Schutzstatus und Schutzgüter

Das FFH-Gebiet "Beetzseerinne und Niederungen" mit seinen fünf Teilgebieten befindet sich im Landschaftsschutzgebiet "Westhavelland" (seit 1998). Das Teilgebiet "Päwesiner Lötz", in dem sich die Naturerbeflächen befinden, gehört zum 2004 ausgewiesenen europäischen Vogelschutzgebiet "Mittlere Havelniederung" (SPA). Hier leben streng geschützte Vogelarten wie z.B. Wiesenweihe, Rohrdommel, Zwergdommel, Kleines Sumpfhuhn und Trauerseeschwalbe. Auch Kraniche, Seeadler und Fischadler sowie die Bekassine kommen hier vor.

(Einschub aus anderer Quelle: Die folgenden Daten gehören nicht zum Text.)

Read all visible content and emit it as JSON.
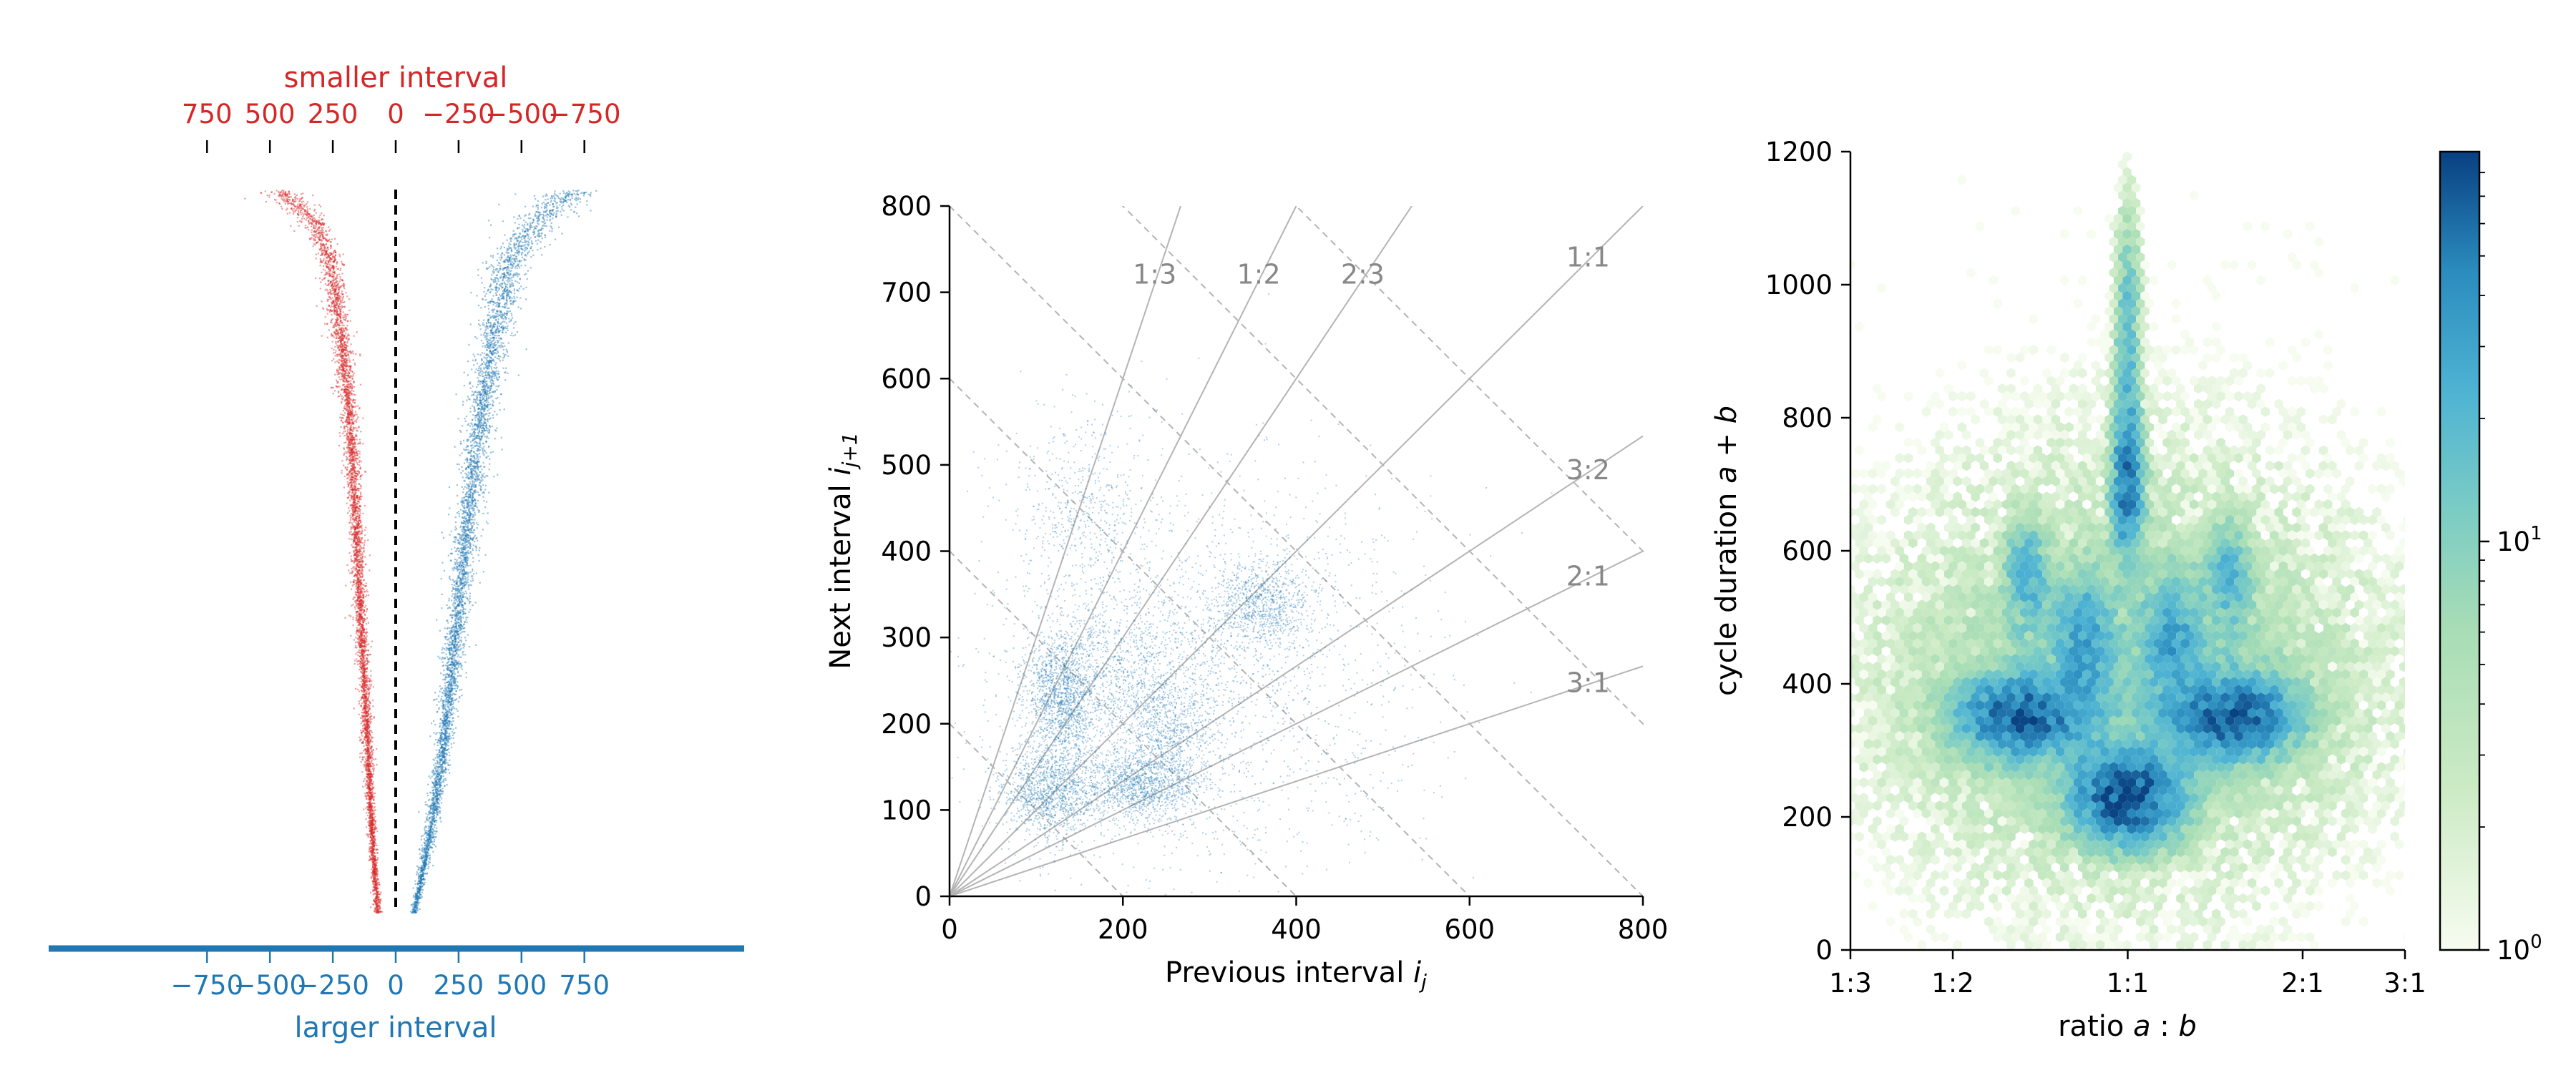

Die Naturerbeflächen sind Teil des Verbreitungsschwerpunktes für die genannten geschützten Arten. Ebenso sind hier Fischotter und Biber ansässig, auch die stark bedrohte Rotbauchunke sowie der Kammmolch leben hier.  
 

Bestehende Planungen

Derzeit wird vom Landesamt für Umwelt, Gesundheit und Verbraucherschutz ein Managementplan für das FFH-Gebiet „Beetzseerinne und Niederungen“ erarbeitet.

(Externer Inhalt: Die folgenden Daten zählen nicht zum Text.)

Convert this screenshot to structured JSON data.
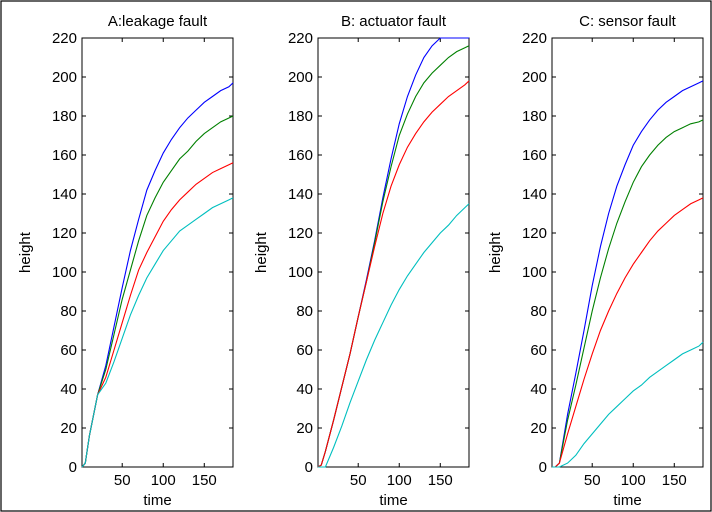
{
  "chart_data": [
    {
      "type": "line",
      "title": "A:leakage fault",
      "xlabel": "time",
      "ylabel": "height",
      "xlim": [
        1,
        185
      ],
      "ylim": [
        0,
        220
      ],
      "xticks": [
        50,
        100,
        150
      ],
      "yticks": [
        0,
        20,
        40,
        60,
        80,
        100,
        120,
        140,
        160,
        180,
        200,
        220
      ],
      "grid": false,
      "x": [
        1,
        5,
        10,
        20,
        30,
        40,
        50,
        60,
        70,
        80,
        90,
        100,
        110,
        120,
        130,
        140,
        150,
        160,
        170,
        180,
        185
      ],
      "series": [
        {
          "color": "#0000ff",
          "values": [
            0,
            2,
            16,
            37,
            52,
            72,
            92,
            111,
            127,
            142,
            152,
            161,
            168,
            174,
            179,
            183,
            187,
            190,
            193,
            195,
            197
          ]
        },
        {
          "color": "#008000",
          "values": [
            0,
            2,
            16,
            37,
            50,
            68,
            86,
            101,
            116,
            129,
            138,
            146,
            152,
            158,
            162,
            167,
            171,
            174,
            177,
            179,
            180
          ]
        },
        {
          "color": "#ff0000",
          "values": [
            0,
            2,
            16,
            37,
            46,
            60,
            74,
            88,
            101,
            110,
            118,
            126,
            132,
            137,
            141,
            145,
            148,
            151,
            153,
            155,
            156
          ]
        },
        {
          "color": "#00bfbf",
          "values": [
            0,
            2,
            16,
            37,
            43,
            54,
            66,
            78,
            88,
            97,
            104,
            111,
            116,
            121,
            124,
            127,
            130,
            133,
            135,
            137,
            138
          ]
        }
      ]
    },
    {
      "type": "line",
      "title": "B: actuator fault",
      "xlabel": "time",
      "ylabel": "height",
      "xlim": [
        1,
        185
      ],
      "ylim": [
        0,
        220
      ],
      "xticks": [
        50,
        100,
        150
      ],
      "yticks": [
        0,
        20,
        40,
        60,
        80,
        100,
        120,
        140,
        160,
        180,
        200,
        220
      ],
      "grid": false,
      "x": [
        1,
        5,
        10,
        20,
        30,
        40,
        50,
        60,
        70,
        80,
        90,
        100,
        110,
        120,
        130,
        140,
        150,
        160,
        170,
        180,
        185
      ],
      "series": [
        {
          "color": "#0000ff",
          "values": [
            0,
            1,
            8,
            24,
            41,
            58,
            77,
            96,
            116,
            138,
            158,
            176,
            190,
            201,
            210,
            216,
            220,
            220,
            220,
            220,
            220
          ]
        },
        {
          "color": "#008000",
          "values": [
            0,
            1,
            8,
            24,
            41,
            58,
            77,
            95,
            115,
            136,
            154,
            170,
            181,
            190,
            197,
            202,
            206,
            210,
            213,
            215,
            216
          ]
        },
        {
          "color": "#ff0000",
          "values": [
            0,
            1,
            8,
            24,
            41,
            58,
            77,
            95,
            113,
            130,
            144,
            155,
            164,
            171,
            177,
            182,
            186,
            190,
            193,
            196,
            198
          ]
        },
        {
          "color": "#00bfbf",
          "values": [
            0,
            0,
            0,
            10,
            21,
            33,
            44,
            55,
            65,
            74,
            83,
            91,
            98,
            104,
            110,
            115,
            120,
            124,
            129,
            133,
            135
          ]
        }
      ]
    },
    {
      "type": "line",
      "title": "C: sensor fault",
      "xlabel": "time",
      "ylabel": "height",
      "xlim": [
        1,
        185
      ],
      "ylim": [
        0,
        220
      ],
      "xticks": [
        50,
        100,
        150
      ],
      "yticks": [
        0,
        20,
        40,
        60,
        80,
        100,
        120,
        140,
        160,
        180,
        200,
        220
      ],
      "grid": false,
      "x": [
        1,
        5,
        10,
        20,
        30,
        40,
        50,
        60,
        70,
        80,
        90,
        100,
        110,
        120,
        130,
        140,
        150,
        160,
        170,
        180,
        185
      ],
      "series": [
        {
          "color": "#0000ff",
          "values": [
            0,
            0,
            2,
            27,
            48,
            70,
            93,
            113,
            130,
            144,
            155,
            165,
            172,
            178,
            183,
            187,
            190,
            193,
            195,
            197,
            198
          ]
        },
        {
          "color": "#008000",
          "values": [
            0,
            0,
            2,
            24,
            42,
            61,
            80,
            97,
            112,
            125,
            136,
            146,
            154,
            160,
            165,
            169,
            172,
            174,
            176,
            177,
            178
          ]
        },
        {
          "color": "#ff0000",
          "values": [
            0,
            0,
            2,
            17,
            31,
            45,
            58,
            70,
            80,
            89,
            97,
            104,
            110,
            116,
            121,
            125,
            129,
            132,
            135,
            137,
            138
          ]
        },
        {
          "color": "#00bfbf",
          "values": [
            0,
            0,
            0,
            2,
            6,
            12,
            17,
            22,
            27,
            31,
            35,
            39,
            42,
            46,
            49,
            52,
            55,
            58,
            60,
            62,
            64
          ]
        }
      ]
    }
  ]
}
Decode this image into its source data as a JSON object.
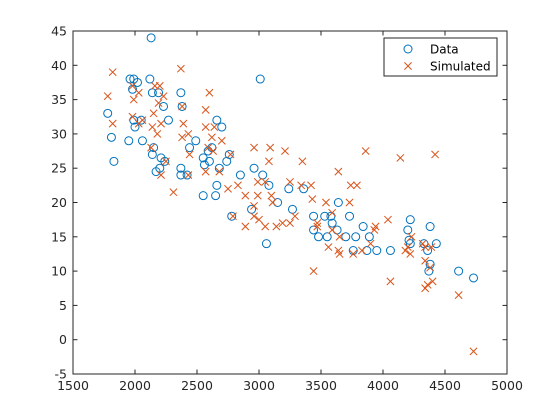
{
  "chart_data": {
    "type": "scatter",
    "title": "",
    "xlabel": "",
    "ylabel": "",
    "xlim": [
      1500,
      5000
    ],
    "ylim": [
      -5,
      45
    ],
    "xticks": [
      1500,
      2000,
      2500,
      3000,
      3500,
      4000,
      4500,
      5000
    ],
    "yticks": [
      -5,
      0,
      5,
      10,
      15,
      20,
      25,
      30,
      35,
      40,
      45
    ],
    "grid": false,
    "legend_position": "top-right",
    "series": [
      {
        "name": "Data",
        "marker": "circle",
        "color": "#0072BD",
        "points": [
          [
            2130,
            44
          ],
          [
            1960,
            38
          ],
          [
            1990,
            38
          ],
          [
            2020,
            37.5
          ],
          [
            2120,
            38
          ],
          [
            3010,
            38
          ],
          [
            1980,
            36.5
          ],
          [
            2140,
            36
          ],
          [
            2190,
            36
          ],
          [
            2370,
            36
          ],
          [
            2050,
            32
          ],
          [
            1990,
            32
          ],
          [
            1780,
            33
          ],
          [
            2000,
            31
          ],
          [
            2380,
            34
          ],
          [
            2230,
            34
          ],
          [
            2660,
            32
          ],
          [
            2700,
            31
          ],
          [
            1810,
            29.5
          ],
          [
            1950,
            29
          ],
          [
            2060,
            29
          ],
          [
            2270,
            32
          ],
          [
            2490,
            29
          ],
          [
            2440,
            28
          ],
          [
            2150,
            28
          ],
          [
            2620,
            28
          ],
          [
            2550,
            26.5
          ],
          [
            2590,
            27.5
          ],
          [
            2140,
            27
          ],
          [
            2210,
            26.5
          ],
          [
            2240,
            26
          ],
          [
            2760,
            27
          ],
          [
            2740,
            26
          ],
          [
            1830,
            26
          ],
          [
            2200,
            25
          ],
          [
            2370,
            25
          ],
          [
            2560,
            25.5
          ],
          [
            2600,
            26
          ],
          [
            2960,
            25
          ],
          [
            2680,
            25
          ],
          [
            2420,
            24
          ],
          [
            2170,
            24.5
          ],
          [
            3030,
            24
          ],
          [
            2850,
            24
          ],
          [
            2370,
            24
          ],
          [
            3360,
            22
          ],
          [
            2660,
            22.5
          ],
          [
            3080,
            22.5
          ],
          [
            3150,
            20
          ],
          [
            3240,
            22
          ],
          [
            3270,
            19
          ],
          [
            2550,
            21
          ],
          [
            2650,
            21
          ],
          [
            2940,
            19
          ],
          [
            2780,
            18
          ],
          [
            3440,
            18
          ],
          [
            3530,
            18
          ],
          [
            3580,
            18
          ],
          [
            3640,
            20
          ],
          [
            3730,
            18
          ],
          [
            3590,
            17
          ],
          [
            3630,
            16
          ],
          [
            3440,
            16
          ],
          [
            3060,
            14
          ],
          [
            3480,
            15
          ],
          [
            3550,
            15
          ],
          [
            3700,
            15
          ],
          [
            3780,
            15
          ],
          [
            3840,
            16.5
          ],
          [
            3890,
            15
          ],
          [
            4200,
            16
          ],
          [
            4220,
            17.5
          ],
          [
            4380,
            16.5
          ],
          [
            4210,
            14.5
          ],
          [
            4330,
            14
          ],
          [
            4430,
            14
          ],
          [
            3760,
            13
          ],
          [
            3870,
            13
          ],
          [
            3950,
            13
          ],
          [
            4060,
            13
          ],
          [
            4360,
            13
          ],
          [
            4380,
            11
          ],
          [
            4370,
            10
          ],
          [
            4610,
            10
          ],
          [
            4730,
            9
          ],
          [
            4220,
            14
          ]
        ]
      },
      {
        "name": "Simulated",
        "marker": "cross",
        "color": "#D95319",
        "points": [
          [
            1820,
            39
          ],
          [
            2370,
            39.5
          ],
          [
            1980,
            37
          ],
          [
            2030,
            36
          ],
          [
            2160,
            37
          ],
          [
            2200,
            37
          ],
          [
            2600,
            36
          ],
          [
            1780,
            35.5
          ],
          [
            1990,
            35
          ],
          [
            2190,
            34.5
          ],
          [
            2380,
            34
          ],
          [
            2150,
            33
          ],
          [
            2570,
            33.5
          ],
          [
            2230,
            35.5
          ],
          [
            1980,
            32.5
          ],
          [
            2030,
            31.5
          ],
          [
            1820,
            31.5
          ],
          [
            2060,
            32
          ],
          [
            2140,
            31
          ],
          [
            2180,
            30
          ],
          [
            2210,
            31.5
          ],
          [
            2390,
            31.5
          ],
          [
            2570,
            31
          ],
          [
            2640,
            31
          ],
          [
            2430,
            30
          ],
          [
            2380,
            29.5
          ],
          [
            2620,
            29.5
          ],
          [
            2700,
            29
          ],
          [
            2590,
            28
          ],
          [
            2130,
            28
          ],
          [
            2440,
            27
          ],
          [
            2630,
            27.5
          ],
          [
            2770,
            27
          ],
          [
            2960,
            28
          ],
          [
            3090,
            28
          ],
          [
            3210,
            27.5
          ],
          [
            3350,
            26
          ],
          [
            3080,
            26
          ],
          [
            2250,
            26
          ],
          [
            2210,
            24
          ],
          [
            2430,
            24
          ],
          [
            2570,
            24.5
          ],
          [
            2680,
            24.5
          ],
          [
            2990,
            23
          ],
          [
            3050,
            23
          ],
          [
            2830,
            22.5
          ],
          [
            2990,
            21
          ],
          [
            3100,
            21
          ],
          [
            3250,
            23
          ],
          [
            3340,
            22.5
          ],
          [
            3420,
            22.5
          ],
          [
            2750,
            22
          ],
          [
            2890,
            21
          ],
          [
            2310,
            21.5
          ],
          [
            3430,
            20.5
          ],
          [
            3540,
            20
          ],
          [
            3470,
            17
          ],
          [
            3590,
            18.5
          ],
          [
            3640,
            24.5
          ],
          [
            3740,
            22.5
          ],
          [
            3790,
            22.5
          ],
          [
            3730,
            20
          ],
          [
            3860,
            27.5
          ],
          [
            4140,
            26.5
          ],
          [
            4420,
            27
          ],
          [
            2960,
            19.5
          ],
          [
            3110,
            20
          ],
          [
            3190,
            17
          ],
          [
            3290,
            18
          ],
          [
            2790,
            18
          ],
          [
            2960,
            18
          ],
          [
            2890,
            16.5
          ],
          [
            3000,
            17.5
          ],
          [
            3050,
            16.5
          ],
          [
            3140,
            16.5
          ],
          [
            3250,
            17
          ],
          [
            3470,
            16.5
          ],
          [
            3590,
            16
          ],
          [
            3650,
            15
          ],
          [
            3930,
            16
          ],
          [
            3940,
            16.5
          ],
          [
            4040,
            17.5
          ],
          [
            4180,
            13
          ],
          [
            4340,
            13.5
          ],
          [
            3560,
            13.5
          ],
          [
            3640,
            13
          ],
          [
            3830,
            13
          ],
          [
            3900,
            14
          ],
          [
            4230,
            15
          ],
          [
            4320,
            14
          ],
          [
            4390,
            13.5
          ],
          [
            3650,
            12.5
          ],
          [
            3760,
            12.5
          ],
          [
            4200,
            13.5
          ],
          [
            4220,
            12.5
          ],
          [
            4340,
            11.5
          ],
          [
            4380,
            10.5
          ],
          [
            4400,
            8.5
          ],
          [
            4360,
            8
          ],
          [
            4340,
            7.5
          ],
          [
            3440,
            10
          ],
          [
            4060,
            8.5
          ],
          [
            4610,
            6.5
          ],
          [
            4730,
            -1.7
          ]
        ]
      }
    ]
  }
}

Leitbild und Naturschutzziele für das Teilgebiet „Päwesiner Lötz“:

  • Verbesserung des Erhaltungszustands der Gewässer im "Päwesiner Lötz", z.B. durch Reduzierung des Nährstoffeintrags über die einmündenden Gräben, um einen größeren Artenreichtum an Wasserpflanzen zu erhalten
  • Verbesserung der Brutsituation für zahlreiche im Gebiet brütende Wasservögel durch die Anhebung des Wasserstands im Sommer
  • Förderung der Amphibienvorkommen (wie z.B. Rotbauchunke und Kammmolch) im Randbereich des "Päwesiner Lötzes" durch die Anhebung des Sommerwasserstands
  • Erhaltung der vorhandenen Röhrichtbestände
  • Erhaltung der Niedermoorböden und Verbesserung der Standortbedingungen
  • Erhaltung und Förderung der Fischotter- und Biberpopulation
  • Umbau der naturfernen Forsten und Wälder zu einem naturnahen Mischwald mit heimischen und standortgerechten Baumarten; die Naturerbeflächen werden nach Umwandlung der Pappelforste in naturnahe Waldgesellschaften mit Baumarten der potentiell natürlichen Vegetation nach Möglichkeit als Naturentwicklungsgebiet sich selbst überlassen. Bereits vorhandenes Laubholz wird  durch Naturverjüngung gefördert.

 

Die Umsetzung der aufgeführten Naturschutzziele ist von besonderer Bedeutung, um diesen wichtigen Baustein im Biotopverbund der Niederungen entlang der Havel zu erhalten und zu verbessern.
Das außerhalb des FFH-Gebietes liegende Flurstück 145 wird gemäß Managementplan entwickelt bzw. bei Bedarf als Tauschfläche verwendet.